Fiquei orgulhosa da quantidade de tempo que ele aguentou antes de derramar as suas famosas lágrimas. Bebe chorão, loiro, é isso que você sempre foi, mas pelo menos, você tinha o meu colo.

Algum garoto no final do círculo disse seu nome e se sentou e assim, consecutivamente, quase duzentos adolescentes em seus últimos suspiros. Evans fechou seus olhos e aguentou como pode.

Depois de muito tempo, estava eu em pé, apenas eu em pé.

E eu não sabia meu nome.

Como todos tinham tanta certeza de quem eram, enquanto eu não sabia quem era.

Suspirei, enchi meus pulmões.

—Julieta. – as lágrimas escorreram do meu rosto - Abby. Vivi. Seus pais. A nossa enfermeira. E o nome do seu médico que eu nunca tive a curiosidade de perguntar. A merda da Aparição.
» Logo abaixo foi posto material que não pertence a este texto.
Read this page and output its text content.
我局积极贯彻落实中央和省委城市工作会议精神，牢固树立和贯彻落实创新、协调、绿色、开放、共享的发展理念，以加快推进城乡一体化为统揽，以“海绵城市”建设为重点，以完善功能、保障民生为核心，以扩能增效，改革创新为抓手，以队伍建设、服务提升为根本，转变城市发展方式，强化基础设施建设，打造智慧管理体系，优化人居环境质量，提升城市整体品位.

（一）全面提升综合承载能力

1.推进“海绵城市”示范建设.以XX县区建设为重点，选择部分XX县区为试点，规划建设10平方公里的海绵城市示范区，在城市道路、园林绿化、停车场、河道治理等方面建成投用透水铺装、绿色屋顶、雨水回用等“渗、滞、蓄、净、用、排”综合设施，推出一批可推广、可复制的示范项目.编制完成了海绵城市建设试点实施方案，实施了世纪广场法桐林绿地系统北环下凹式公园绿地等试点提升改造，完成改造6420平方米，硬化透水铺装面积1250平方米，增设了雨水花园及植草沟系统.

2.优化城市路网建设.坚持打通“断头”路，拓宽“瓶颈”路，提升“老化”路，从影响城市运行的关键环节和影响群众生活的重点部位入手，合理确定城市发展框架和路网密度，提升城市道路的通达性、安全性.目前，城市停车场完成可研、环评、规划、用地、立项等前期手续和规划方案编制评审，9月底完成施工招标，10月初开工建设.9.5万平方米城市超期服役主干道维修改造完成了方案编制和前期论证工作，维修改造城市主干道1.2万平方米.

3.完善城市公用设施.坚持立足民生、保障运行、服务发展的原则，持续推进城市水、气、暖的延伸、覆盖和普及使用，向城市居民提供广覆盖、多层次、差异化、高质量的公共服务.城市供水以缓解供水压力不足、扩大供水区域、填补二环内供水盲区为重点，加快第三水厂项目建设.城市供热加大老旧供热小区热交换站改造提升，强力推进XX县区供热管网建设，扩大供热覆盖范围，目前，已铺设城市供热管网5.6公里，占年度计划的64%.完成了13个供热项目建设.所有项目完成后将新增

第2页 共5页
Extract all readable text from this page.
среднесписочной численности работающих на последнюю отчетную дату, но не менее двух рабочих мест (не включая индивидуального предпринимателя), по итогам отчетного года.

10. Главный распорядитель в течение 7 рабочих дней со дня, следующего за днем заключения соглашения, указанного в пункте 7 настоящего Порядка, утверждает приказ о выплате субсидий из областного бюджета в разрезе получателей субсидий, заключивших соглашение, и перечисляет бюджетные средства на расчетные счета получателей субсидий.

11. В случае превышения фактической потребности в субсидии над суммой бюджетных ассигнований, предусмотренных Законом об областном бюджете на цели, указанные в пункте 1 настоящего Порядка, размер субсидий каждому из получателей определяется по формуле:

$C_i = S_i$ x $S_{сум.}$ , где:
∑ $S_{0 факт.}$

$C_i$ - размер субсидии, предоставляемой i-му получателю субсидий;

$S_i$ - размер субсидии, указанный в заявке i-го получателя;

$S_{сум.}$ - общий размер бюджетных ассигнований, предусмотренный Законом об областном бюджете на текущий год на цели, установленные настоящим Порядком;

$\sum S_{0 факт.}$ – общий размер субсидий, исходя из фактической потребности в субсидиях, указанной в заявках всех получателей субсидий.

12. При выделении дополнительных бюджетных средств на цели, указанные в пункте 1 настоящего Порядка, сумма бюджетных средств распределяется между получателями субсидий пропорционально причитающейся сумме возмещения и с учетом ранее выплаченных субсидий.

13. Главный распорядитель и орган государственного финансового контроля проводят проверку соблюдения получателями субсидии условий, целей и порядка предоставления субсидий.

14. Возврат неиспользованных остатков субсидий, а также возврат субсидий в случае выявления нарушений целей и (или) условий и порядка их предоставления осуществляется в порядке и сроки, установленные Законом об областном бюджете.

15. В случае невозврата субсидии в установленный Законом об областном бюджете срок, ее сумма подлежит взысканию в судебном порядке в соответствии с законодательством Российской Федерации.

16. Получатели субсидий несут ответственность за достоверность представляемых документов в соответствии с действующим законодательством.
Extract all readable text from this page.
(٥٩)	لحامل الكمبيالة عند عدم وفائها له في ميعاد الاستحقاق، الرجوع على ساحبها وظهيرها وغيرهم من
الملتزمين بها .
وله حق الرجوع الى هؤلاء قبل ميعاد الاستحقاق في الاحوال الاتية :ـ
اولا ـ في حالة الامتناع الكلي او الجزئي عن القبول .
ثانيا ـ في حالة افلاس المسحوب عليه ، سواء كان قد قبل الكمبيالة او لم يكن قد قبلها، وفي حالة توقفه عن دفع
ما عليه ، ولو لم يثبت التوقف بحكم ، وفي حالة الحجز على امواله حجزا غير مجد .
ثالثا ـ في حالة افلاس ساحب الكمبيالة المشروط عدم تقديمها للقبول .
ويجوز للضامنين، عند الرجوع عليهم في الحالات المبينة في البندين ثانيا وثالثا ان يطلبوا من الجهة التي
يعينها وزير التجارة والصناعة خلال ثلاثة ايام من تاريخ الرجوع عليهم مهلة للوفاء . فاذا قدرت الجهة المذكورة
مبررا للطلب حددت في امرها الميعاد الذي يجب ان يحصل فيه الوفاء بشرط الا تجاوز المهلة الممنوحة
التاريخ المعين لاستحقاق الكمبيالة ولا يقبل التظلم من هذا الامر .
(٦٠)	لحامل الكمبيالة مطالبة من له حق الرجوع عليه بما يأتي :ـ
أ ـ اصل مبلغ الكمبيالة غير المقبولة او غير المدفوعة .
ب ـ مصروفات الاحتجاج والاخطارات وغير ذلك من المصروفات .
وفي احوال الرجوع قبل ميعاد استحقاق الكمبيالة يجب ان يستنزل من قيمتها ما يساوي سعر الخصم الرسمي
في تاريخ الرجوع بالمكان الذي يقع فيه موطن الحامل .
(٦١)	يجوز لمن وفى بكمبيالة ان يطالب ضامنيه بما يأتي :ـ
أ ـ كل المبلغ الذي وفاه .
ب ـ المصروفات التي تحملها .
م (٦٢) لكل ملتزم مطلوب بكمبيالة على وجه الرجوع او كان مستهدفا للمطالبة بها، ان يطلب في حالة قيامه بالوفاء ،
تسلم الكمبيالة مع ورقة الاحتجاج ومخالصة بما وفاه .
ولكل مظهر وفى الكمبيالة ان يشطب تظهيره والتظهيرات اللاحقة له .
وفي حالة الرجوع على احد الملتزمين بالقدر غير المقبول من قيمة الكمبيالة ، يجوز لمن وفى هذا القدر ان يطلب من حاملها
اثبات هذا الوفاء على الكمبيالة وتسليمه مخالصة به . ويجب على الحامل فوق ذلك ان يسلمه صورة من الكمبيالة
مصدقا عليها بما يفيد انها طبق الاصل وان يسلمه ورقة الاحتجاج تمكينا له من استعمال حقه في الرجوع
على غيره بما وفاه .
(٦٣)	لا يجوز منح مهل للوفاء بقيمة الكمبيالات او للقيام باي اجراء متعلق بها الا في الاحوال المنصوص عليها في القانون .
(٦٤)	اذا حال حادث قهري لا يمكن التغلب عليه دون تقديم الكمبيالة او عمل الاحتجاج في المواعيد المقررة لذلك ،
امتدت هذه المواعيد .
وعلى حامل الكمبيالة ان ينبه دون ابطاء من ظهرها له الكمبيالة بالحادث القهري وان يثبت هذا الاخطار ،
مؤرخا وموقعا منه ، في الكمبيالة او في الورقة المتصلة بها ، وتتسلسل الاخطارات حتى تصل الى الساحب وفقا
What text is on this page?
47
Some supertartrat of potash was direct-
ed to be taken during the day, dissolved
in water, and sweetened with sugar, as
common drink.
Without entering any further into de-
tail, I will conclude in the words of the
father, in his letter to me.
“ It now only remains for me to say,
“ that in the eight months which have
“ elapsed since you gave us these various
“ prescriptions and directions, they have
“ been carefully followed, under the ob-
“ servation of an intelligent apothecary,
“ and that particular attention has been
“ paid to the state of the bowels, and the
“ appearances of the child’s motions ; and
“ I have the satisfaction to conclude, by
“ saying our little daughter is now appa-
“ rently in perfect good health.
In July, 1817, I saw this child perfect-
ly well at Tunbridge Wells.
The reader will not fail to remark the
Simples assim, os nomes de todos os nossos amigos que morreram começaram a saltar para fora da minha boca, junto com todo mundo que eu sabia que o conhecia. O loiro abriu seus olhos e ficou me observando, enquanto eu gritava vários nomes de tantas e tantas pessoas. Quantas pessoas podiam ter morrido no tempo em que ele esteve no hospital? 10, 20, 30 minutos de pessoas.

E eu me lembrei de todas. Citei o nome de todas.

Cada um deles merecia ter seu nome dito, seu rosto lembrado e seus suspiros comemorados.

Tremia quando acabei. Minhas mãos fechadas em punhos, meu rosto inchado, Hazel completamente entupida por meleca.

Então suspirei, olhei no fundo de seus olhos e sorri.

—Eu não tenho um nome quando estou sem você, Evans. Eu sou a sua alma gêmea e essa é a minha única função.

—Alma gêmea. – ele sorriu e eu assenti.

Todas as pessoas se retiraram, inclusive Bruni. Ficamos só nós dois no telhado.

Ele segurou a minha mão:

—Obrigada por lembrar de todo mundo, Violet.

—Não quero nunca mais escutar meu nome. – peguei meu cigarro.